Resumo: Britain had a unique wage and price structure in the eighteenth century, and that structure is a key to explaining the inventions of the industrial revolution.  British wages were very high by international standards, and energy was very cheap.  This configuration led British firms to invent technologies that substituted capital and energy for labour.  High wages also increased the supply of technology by enabling Brits to acquire education and training.  Britain's wage and price structure was the result of the country's success in international trade, and that owed much to mercantilism and imperialism.

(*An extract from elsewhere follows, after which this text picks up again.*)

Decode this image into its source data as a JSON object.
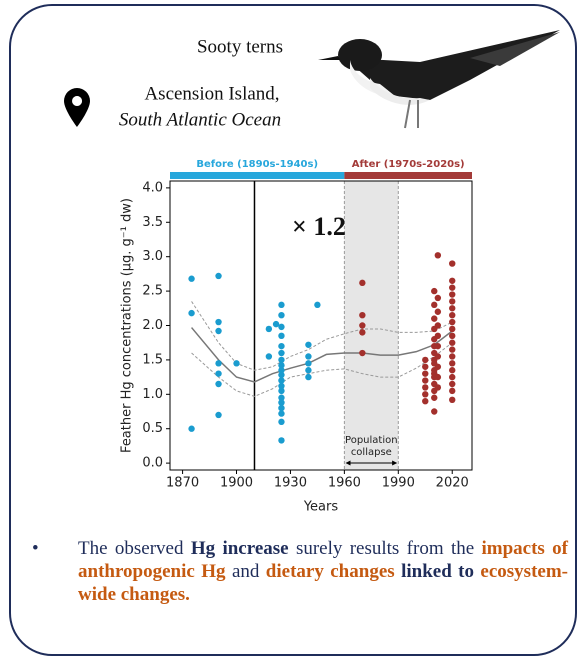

Biografia: Bob Allen is Professor of Economic History at Oxford University and a fellow of Nuffield College.  He received his doctorate from Harvard University.  He has written on English agricultural history, international competition in the steel industry, the extinction of whales, and contemporary policies on education.  His articles have won the Cole Prize, the Redlich Prize, and the Explorations Prize.  His books include Enclosure and the Yeoman: The Agricultural Development of the South Midlands, 1450-1850 (2009), and Farm to Factory: A Re-interpretation of the Soviet Industrial Revolution (2003), both of which won the Ranki Prize of the Economic History Association, and The British Industrial Revolution in Global Perspective (2009).  Currently, he is studying the global history of wages and prices and pre-industrial living standards around the world.  Bob Allen is a Fellow of the British Academy and the Royal Society of Canada.